I’m going to spend some time talking about this in the Livelesson I’m currently recording, so watch this space for an announcement sometime early next year about publication.

From Ivan P:

What I’m pointing out in this rant is the reverse reasoning along the lines “vendor X is doing something, which confirms there’s a real market need for it”. I’ve been in IT too long, and seen how the startup/VC sausage is made, to believe that fairy tale… and even when it’s true, it doesn’t necessarily imply that you need whatever vendor X is selling.

There are two ways to look at this. Either vendors should lead the market in building solutions, or they should follow whatever the customer wants. From my perspective, one of the problems we have right now is everything is a massive mish-mash of these two things. The operator’s design team thinks of a neat way to do X, and then promises the account team a big check if its implemented. It doesn’t matter that X could be solved some other way that might be simpler, etc.—all that matters is the check. In this case, the vendor stops challenging the customer to build things better, and starts just acting like a commodity provider, rather than an innovative partner.

The interaction between the customer and the vendor needs to be more push-pull than it currently is—right now, it seems like either the operator simply dictates terms to the vendor, or the vendor pretty much dictates architecture to the operator. We need to find a middle ground. The vendor does need to have a solid solution architecture, but the architecture needs to be flexible, as well, and the blocks used to build that architecture need to be usable in ways not anticipated by the vendor’s design folks.
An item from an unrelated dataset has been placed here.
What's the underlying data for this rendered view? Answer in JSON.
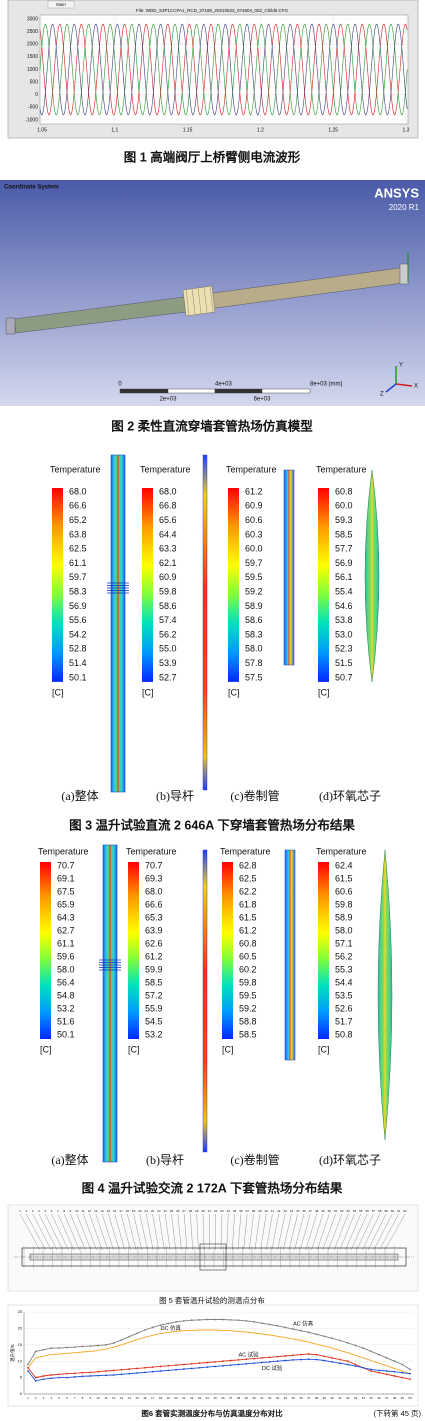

On the other hand, we need to stop chasing features. This isn’t just true of vendors, this is true of operators as well. You get feature lists because that’s what you ask for. Often, operators ask for feature lists because that’s the easiest thing to measure, or because they already have a completely screwed up design they are trying to brownfield around. The worst is—“we have this brownfield that we just can’t get rid of, so we want to build yet another overlay on top, which will make everything simpler.” After about the twentieth overlay a system crash becomes a matter of when rather than if.